Pendant toute la seconde moitié du trajet, je n’ai cessé de penser à Candice Chamberlain.

Candice était une jeune fille très gentille et très jolie qui habitait à cent mètres de chez moi à Harlem. Elle était plus âgée que moi, mais on se parlait souvent quand on rentrait du collège. C’était une bonne élève, une fille bien qui voulait s’en sortir. Elle m’avait prêté des livres, donné des conseils judicieux et mise en garde contre pas mal d’illusions.

Un jour, pourtant, un peu après son seizième anniversaire, elle a suivi une bande de garçons qui habitaient dans les Baumer Appartments, un complexe d’HLM situé au-delà de la 150Rue. Je ne sais pas pourquoi elle, d’ordinaire si réservée et si prudente, s’est laissé embarquer dans cette galère, ni comment les choses se sont déroulées précisément. Tout ce que je sais, c’est que les types l’ont gardée enfermée dans un local à poubelles désaffecté au sous-sol de l’un des bâtiments. Tout ce que je sais, c’est qu’ils l’ont violée à tour de rôle pendant des jours, et qu’il a fallu deux semaines aux flics pour la retrouver et la libérer.

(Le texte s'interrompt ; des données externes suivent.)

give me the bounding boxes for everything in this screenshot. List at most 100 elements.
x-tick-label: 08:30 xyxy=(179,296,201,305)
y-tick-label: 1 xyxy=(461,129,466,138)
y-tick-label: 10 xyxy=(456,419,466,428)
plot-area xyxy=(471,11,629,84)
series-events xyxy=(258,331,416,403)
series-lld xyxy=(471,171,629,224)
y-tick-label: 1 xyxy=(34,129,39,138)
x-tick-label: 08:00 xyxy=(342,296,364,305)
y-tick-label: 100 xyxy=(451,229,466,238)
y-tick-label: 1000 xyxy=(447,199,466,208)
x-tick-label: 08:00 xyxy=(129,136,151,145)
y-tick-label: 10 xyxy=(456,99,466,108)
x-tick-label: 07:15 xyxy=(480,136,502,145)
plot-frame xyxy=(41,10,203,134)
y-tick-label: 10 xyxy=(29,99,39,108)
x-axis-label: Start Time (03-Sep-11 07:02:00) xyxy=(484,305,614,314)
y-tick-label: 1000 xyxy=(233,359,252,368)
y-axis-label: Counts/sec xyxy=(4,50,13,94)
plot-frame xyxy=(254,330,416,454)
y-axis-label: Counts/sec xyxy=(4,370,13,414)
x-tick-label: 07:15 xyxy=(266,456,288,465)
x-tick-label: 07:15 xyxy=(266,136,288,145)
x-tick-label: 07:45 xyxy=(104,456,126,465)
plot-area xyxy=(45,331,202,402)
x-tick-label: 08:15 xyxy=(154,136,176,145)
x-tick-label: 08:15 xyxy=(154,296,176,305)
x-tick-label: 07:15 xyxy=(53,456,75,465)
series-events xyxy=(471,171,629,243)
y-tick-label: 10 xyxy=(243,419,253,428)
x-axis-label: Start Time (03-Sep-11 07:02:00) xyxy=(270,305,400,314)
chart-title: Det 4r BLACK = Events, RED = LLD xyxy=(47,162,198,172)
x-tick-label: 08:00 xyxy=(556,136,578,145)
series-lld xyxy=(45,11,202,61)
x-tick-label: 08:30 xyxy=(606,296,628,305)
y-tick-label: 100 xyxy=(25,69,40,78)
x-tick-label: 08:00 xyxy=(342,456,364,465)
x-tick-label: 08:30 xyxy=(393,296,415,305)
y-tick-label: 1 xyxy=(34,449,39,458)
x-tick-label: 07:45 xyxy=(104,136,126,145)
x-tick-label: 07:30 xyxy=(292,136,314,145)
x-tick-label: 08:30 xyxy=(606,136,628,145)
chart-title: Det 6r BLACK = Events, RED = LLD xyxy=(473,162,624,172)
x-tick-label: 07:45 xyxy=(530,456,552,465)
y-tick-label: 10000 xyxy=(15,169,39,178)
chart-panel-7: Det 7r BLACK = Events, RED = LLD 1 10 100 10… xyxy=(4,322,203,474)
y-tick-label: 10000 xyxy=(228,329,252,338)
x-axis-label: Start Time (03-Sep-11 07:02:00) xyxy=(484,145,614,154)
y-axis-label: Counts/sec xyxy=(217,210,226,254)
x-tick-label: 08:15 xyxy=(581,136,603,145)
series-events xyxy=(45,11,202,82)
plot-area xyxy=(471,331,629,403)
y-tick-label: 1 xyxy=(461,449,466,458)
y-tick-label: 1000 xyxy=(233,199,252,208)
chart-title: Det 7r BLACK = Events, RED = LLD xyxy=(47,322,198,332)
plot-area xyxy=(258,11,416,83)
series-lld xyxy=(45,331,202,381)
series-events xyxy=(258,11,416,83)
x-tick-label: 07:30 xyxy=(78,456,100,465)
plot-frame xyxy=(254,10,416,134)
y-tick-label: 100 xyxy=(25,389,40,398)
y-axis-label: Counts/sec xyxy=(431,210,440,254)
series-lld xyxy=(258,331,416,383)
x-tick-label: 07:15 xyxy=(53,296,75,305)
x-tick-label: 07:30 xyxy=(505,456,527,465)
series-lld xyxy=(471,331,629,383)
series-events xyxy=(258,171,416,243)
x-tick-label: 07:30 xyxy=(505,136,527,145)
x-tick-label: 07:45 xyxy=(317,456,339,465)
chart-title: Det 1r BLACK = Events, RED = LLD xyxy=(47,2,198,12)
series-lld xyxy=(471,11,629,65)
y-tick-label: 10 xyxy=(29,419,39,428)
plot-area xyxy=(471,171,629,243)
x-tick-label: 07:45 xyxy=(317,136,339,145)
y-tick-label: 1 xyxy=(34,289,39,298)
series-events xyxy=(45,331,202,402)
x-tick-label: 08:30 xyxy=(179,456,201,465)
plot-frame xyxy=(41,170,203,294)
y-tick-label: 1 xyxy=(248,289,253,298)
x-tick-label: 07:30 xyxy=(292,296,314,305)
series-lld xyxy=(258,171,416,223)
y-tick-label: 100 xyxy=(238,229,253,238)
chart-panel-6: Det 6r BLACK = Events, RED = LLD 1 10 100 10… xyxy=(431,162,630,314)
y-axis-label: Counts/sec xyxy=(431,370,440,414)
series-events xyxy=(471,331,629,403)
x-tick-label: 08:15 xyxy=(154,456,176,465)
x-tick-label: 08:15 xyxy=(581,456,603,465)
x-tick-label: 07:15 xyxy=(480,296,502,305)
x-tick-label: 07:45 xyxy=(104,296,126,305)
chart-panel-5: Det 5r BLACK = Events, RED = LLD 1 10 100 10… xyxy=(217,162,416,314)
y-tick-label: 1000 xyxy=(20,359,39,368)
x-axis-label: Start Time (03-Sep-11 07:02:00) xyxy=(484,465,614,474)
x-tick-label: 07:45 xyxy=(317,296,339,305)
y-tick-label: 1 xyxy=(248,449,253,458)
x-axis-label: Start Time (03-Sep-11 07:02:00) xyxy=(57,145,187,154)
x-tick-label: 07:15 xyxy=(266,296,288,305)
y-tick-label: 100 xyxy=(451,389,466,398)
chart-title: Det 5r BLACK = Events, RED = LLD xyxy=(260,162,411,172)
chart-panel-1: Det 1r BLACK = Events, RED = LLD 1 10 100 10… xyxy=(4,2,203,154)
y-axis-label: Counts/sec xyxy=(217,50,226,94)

Après quelques jours d’hospitalisation, Candice est revenue habiter chez ses parents, sur la 134Rue, près de l’église épiscopale. À partir de ce moment-là, les médias se sont déchaînés. Nuit et jour, des reporters, des photographes et des paparazzis ont fait le siège de la maison des Chamberlain. Chaque matin, en allant à l’école, je voyais les journalistes et les caméramans qui tournaient des images pour illustrer leurs interventions en direct pour les chaînes locales et nationales.

Plusieurs fois, le père de Candice a demandé aux médias de respecter la douleur de sa fille et de foutre le camp, mais personne ne l’a écouté. Candice était noire, l’un des violeurs était blanc. Les communautés et les hommes politiques essayaient d’instrumentaliser un drame qui, à mon avis, relevait plus de la barbarie que d’un quelconque problème racial.

J’avais onze ou douze ans à l’époque et cet épisode m’avait traumatisée. Que foutaient tous ces adultes devant cette maison ? Ces gens-là avaient fait des études. Qu’attendaient-ils, groupés en meute, pressés devant cette clôture ? Qu’attendaient-ils, en fouillant dans les poubelles du passé, espérant tomber sur le témoignage d’un voisin, d’une voisine, d’un ami d’enfance qu’ils charcuteraient, sortiraient de son contexte, tritureraient à l’infini, se délectant de cette huile nauséabonde qu’ils rajoutaient eux-mêmes sur le feu ? « C’est le principe de la liberté d’informer », m’a répondu l’une des reporters à qui j’ai posé la question un soir en rentrant du collège. Mais informer de quoi ? Une jeune fille avait vécu l’innommable et sa famille souffrait avec elle. Fallait-il en rajouter dans l’agression et le voyeurisme ? Fallait-il vraiment produire ces images n’ayant d’autre fin que d’alimenter des conversations de bistrot et de faire frémir une audience pour vendre des encarts publicitaires débiles ?

Et ce qui devait arriver arriva. Un matin, Mme Chamberlain découvrit le corps de sa fille allongé dans la baignoire remplie d’une eau couleur de sang. Candice s’était tranché les poignets pendant la nuit. Autant que je sache, mon amie n’a pas laissé de lettre pour expliquer son geste, mais j’ai toujours pensé qu’elle avait basculé en prenant conscience qu’elle n’aurait plus jamais une vie normale. Dans le regard des autres, elle serait toujours la fille qui s’est fait violer dans les poubelles des Baumer Appartments.

Fou de douleur, son père, Darius Chamberlain, s’était emparé de son fusil et était sorti sur la terrasse. Très calme, il avait chargé son arme et pris tout son temps avant de tirer plusieurs fois dans le tas, blessant grièvement la journaliste qui m’avait fait la leçon sur « le principe de la liberté d’informer » et tuant un caméraman qui avait lui-même deux enfants.